Cette classification a ainsi pour objectif de porter une attention particulière aux articles qui impactent significativement le niveau de stock et ainsi d’adapter des règles de gestion pour chaque groupe.
Les paramètres de gestion sont évalués au niveau de l’article en fonction de leur impact sur le niveau de stock et sur la satisfaction Client, mais également en tenant compte des coûts engendrés par la gestion des stocks (Coût de possession et coût de passation de commandes). Il est d’ailleurs assez fréquent de constater que cette analyse amène le redimensionnement du stock de certains articles à la hausse dans le but d’améliorer le taux de service Client.
La détermination d’objectifs de couverture de stock permet un pilotage plus efficace du niveau de stock et la définition d’objectifs de réduction plus précis. Il est à noter que cette segmentation des articles utilisée dans le cadre du diagnostic sera facilement transposable dans le cadre d’une mise en application opérationnelle.
Sur la base du stock de sécurité et des quantités de commandes ainsi estimés, il est alors possible de comparer un stock optimal au niveau de stock moyen sur une période significative, de constater les écarts et ainsi d’évaluer les potentiels de réduction.
3. Analyser les causes fondamentales des aléas de la supply chain
La variabilité rencontrée à travers la supply chain (des ventes, à la production, aux approvisionnements, sans oublier le maillon logistique) oblige l’entreprise à augmenter son niveau de stock, afin de maintenir un haut niveau de service à ses clients.
Parmi les causes générant cette variabilité, on notera :
- L’absence de système de gestion des prévisions de vente
- Des problèmes de performance des fournisseurs tant sur le niveau de service que sur la qualité des produits
- L’absence de contrat de service avec les clients, notamment sur les engagements standardisant les délais de commande
- Un outil de production peu fiable
- L’inexactitude récurrente des stocks
Pour traiter ces différentes causes, un plan d’action impliquant les opérationnels sera mis en oeuvre afin de réduire les aléas. L’objectif est de réduire les stocks sans impacter le taux de service.

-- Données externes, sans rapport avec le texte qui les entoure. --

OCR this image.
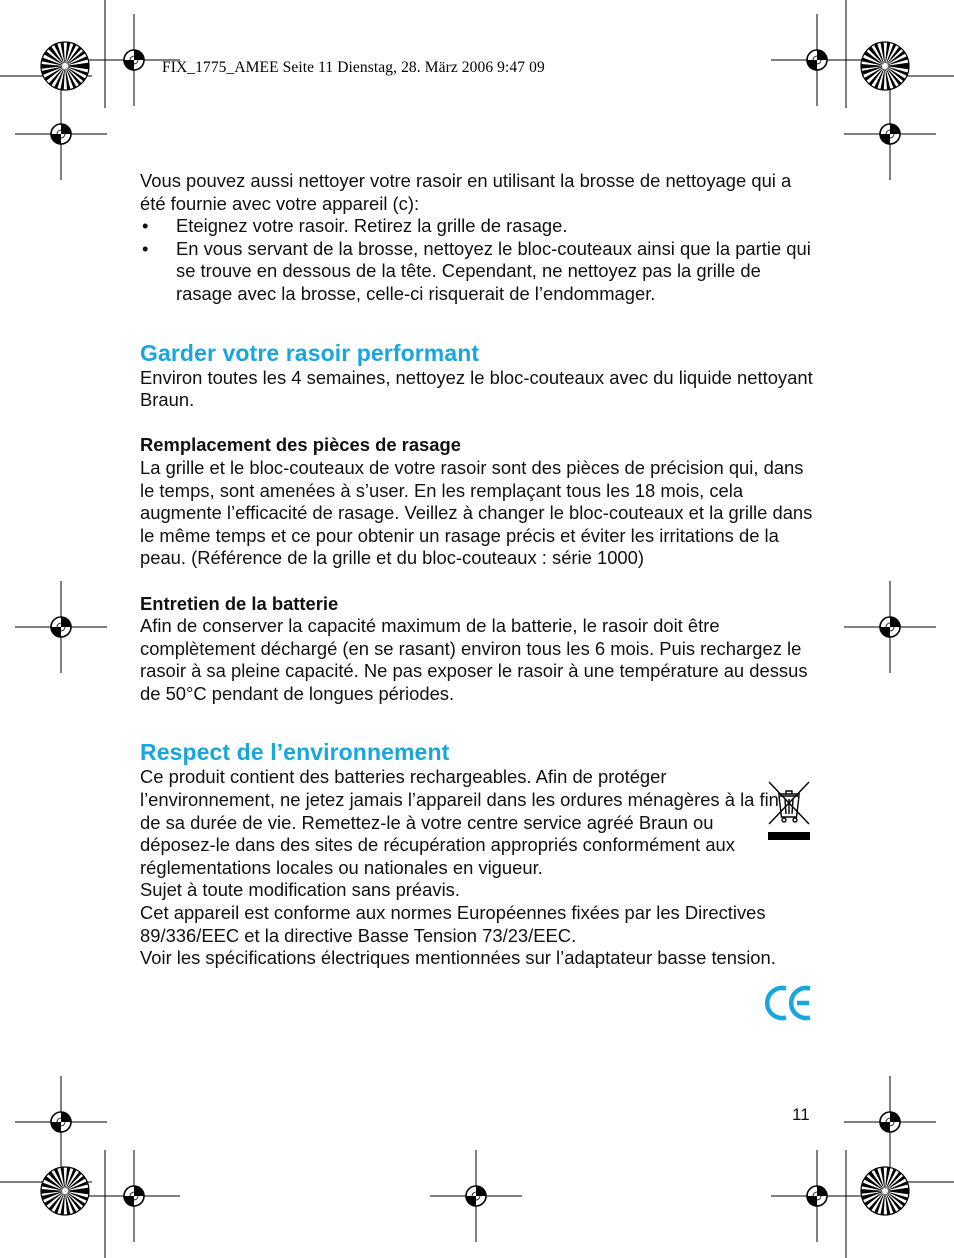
FIX_1775_AMEE Seite 11 Dienstag, 28. März 2006 9:47 09

Vous pouvez aussi nettoyer votre rasoir en utilisant la brosse de nettoyage qui a été fournie avec votre appareil (c):

• Eteignez votre rasoir. Retirez la grille de rasage.
• En vous servant de la brosse, nettoyez le bloc-couteaux ainsi que la partie qui se trouve en dessous de la tête. Cependant, ne nettoyez pas la grille de rasage avec la brosse, celle-ci risquerait de l’endommager.
Garder votre rasoir performant

Environ toutes les 4 semaines, nettoyez le bloc-couteaux avec du liquide nettoyant Braun.

Remplacement des pièces de rasage

La grille et le bloc-couteaux de votre rasoir sont des pièces de précision qui, dans le temps, sont amenées à s’user. En les remplaçant tous les 18 mois, cela augmente l’efficacité de rasage. Veillez à changer le bloc-couteaux et la grille dans le même temps et ce pour obtenir un rasage précis et éviter les irritations de la peau. (Référence de la grille et du bloc-couteaux : série 1000)

Entretien de la batterie

Afin de conserver la capacité maximum de la batterie, le rasoir doit être complètement déchargé (en se rasant) environ tous les 6 mois. Puis rechargez le rasoir à sa pleine capacité. Ne pas exposer le rasoir à une température au dessus de 50°C pendant de longues périodes.

Respect de l’environnement

Ce produit contient des batteries rechargeables. Afin de protéger l’environnement, ne jetez jamais l’appareil dans les ordures ménagères à la fin de sa durée de vie. Remettez-le à votre centre service agréé Braun ou déposez-le dans des sites de récupération appropriés conformément aux réglementations locales ou nationales en vigueur.

Sujet à toute modification sans préavis.

Cet appareil est conforme aux normes Européennes fixées par les Directives 89/336/EEC et la directive Basse Tension 73/23/EEC.

Voir les spécifications électriques mentionnées sur l’adaptateur basse tension.

11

Suite à cette approche opérationnelle, des actions à plus long terme, stratégiques et structurantes peuvent être étudiées pour réduire davantage la valeur de stock:
1. Revoir la stratégie industrielle et les process de production,
2. Revoir la stratégie d’achat en intégrant le « total cost of ownership » dans les décisions d’achat,
3. Mettre en place une démarche de différentiation retardée du produit,
4. Refondre la stratégie de distribution, nombre et emplacement des entrepôts et plateforme logistique.

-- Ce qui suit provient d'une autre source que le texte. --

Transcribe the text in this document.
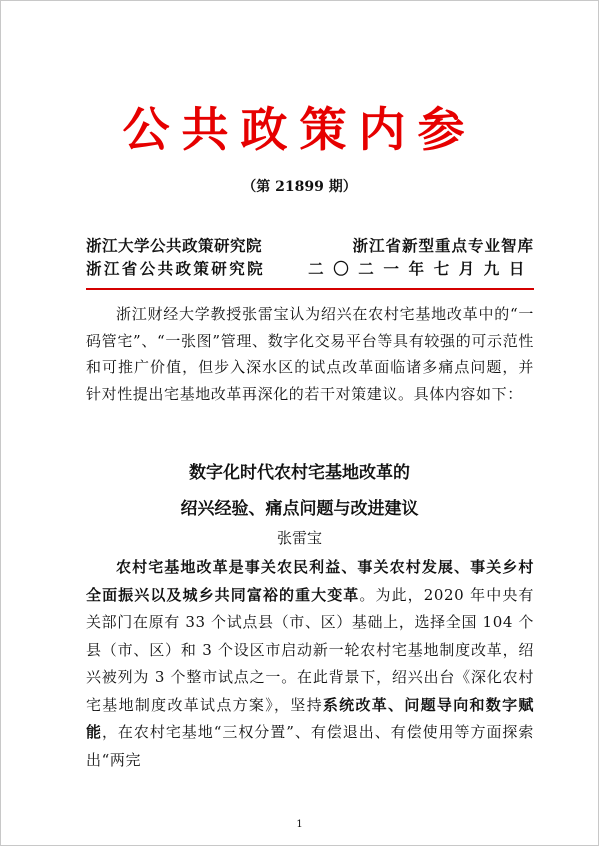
公共政策内参
（第 21899 期）
浙江大学公共政策研究院	浙江省新型重点专业智库
浙江省公共政策研究院	二〇二一年七月九日
浙江财经大学教授张雷宝认为绍兴在农村宅基地改革中的“一码管宅”、“一张图”管理、数字化交易平台等具有较强的可示范性和可推广价值，但步入深水区的试点改革面临诸多痛点问题，并针对性提出宅基地改革再深化的若干对策建议。具体内容如下：
数字化时代农村宅基地改革的
绍兴经验、痛点问题与改进建议
张雷宝
农村宅基地改革是事关农民利益、事关农村发展、事关乡村全面振兴以及城乡共同富裕的重大变革。为此，2020 年中央有关部门在原有 33 个试点县（市、区）基础上，选择全国 104 个县（市、区）和 3 个设区市启动新一轮农村宅基地制度改革，绍兴被列为 3 个整市试点之一。在此背景下，绍兴出台《深化农村宅基地制度改革试点方案》，坚持系统改革、问题导向和数字赋能，在农村宅基地“三权分置”、有偿退出、有偿使用等方面探索出“两完
1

L’évaluation financière des gains sous forme de diagnostic est une étape préalable nécessaire à la mise en œuvre d’un plan de réduction des stocks. C’est le moyen le plus efficace pour convaincre les différents acteurs des processus impactant les stocks de mener à bien ce plan. Cette démarche est d’autant plus intéressante qu’elle s’inscrit dans un premier temps dans le cadre d’un diagnostic rapide qui sera directement utilisable de façon opérationnelle dans une phase de déploiement et ceci sans investissement massif (en coût et en ressources) de la part de la société.